Pentagon weighs charges for Afghan murder suspect
WASHINGTON — US Army Staff Sergeant Robert Bales is likely to be formally charged in the next few days with the shooting deaths of 16 Afghan villagers, an American military official told AFP on Monday.
Bales, 38, is accused of leaving his base in the Panjwayi district of Kandahar province on the night of March 11 to commit the killings, which included nine children. He allegedly set several of their bodies on fire.
The soldier — who prosecutors say returned to his base and turned himself in to authorities after the incident — faces the possibility of the death penalty if convicted, according to US Defense Secretary Leon Panetta.
Under the US military justice system, prosecutors draft charges to be filed against an accused soldier, then present them to his unit commander, who must then decide whether there is enough evidence to believe a crime was committed.
If so, the commander signs the charging documents so that the case can be “preferred” for formal prosecution.
“My understanding is that the preferral of charges on Sergeant Bales will be announced by (his commanding officer in) Afghanistan,” the US Army official told AFP.

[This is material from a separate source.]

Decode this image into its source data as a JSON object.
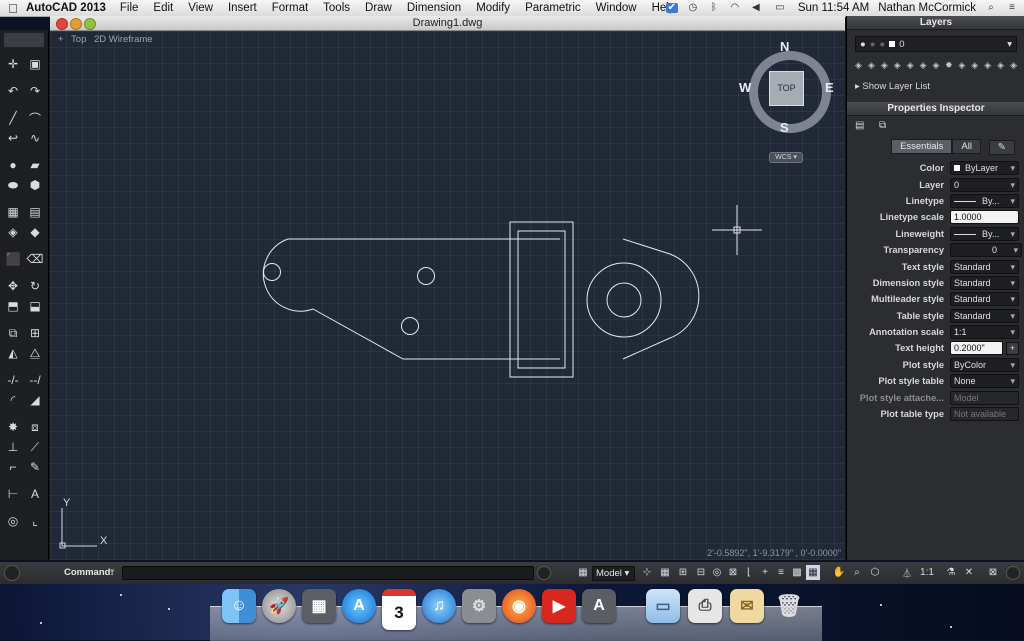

“I expect it to be within the next few days. It is that point in time when a suspect is formally charged.”
Before trial, Bales must appear at an “Article 32” hearing — a preliminary hearing at which prosecutors argue for a court-martial.
The attack plunged US-Afghan relations into deep crisis, with Afghan President Hamid Karzai stating that international forces should leave villages in his country.
Bales initially was sent to a military base in Kuwait then transferred to the US military prison at Fort Leavenworth, Kansas, where he is kept in isolation in a cell, according to Army officials.
Bales met his civilian attorney, John Henry Browne, at the base on Monday, Fort Leavenworth public information officer Jeff Wingo told AFP.
Browne said last week that Bales had recently been under stress, which was heightened when he witnessed a fellow soldier seriously wounded by stepping on a mine. He did not explain the legal defense he would use for his client.
The US media reported that Bales, who in addition to Browne also has a military lawyer, and his wife were enduring financial problems.
The non-commissioned officer, who joined the Army two months after the September 11, 2001 terrorist attacks, served three tours of duty in Iraq and had been in Afghanistan since December.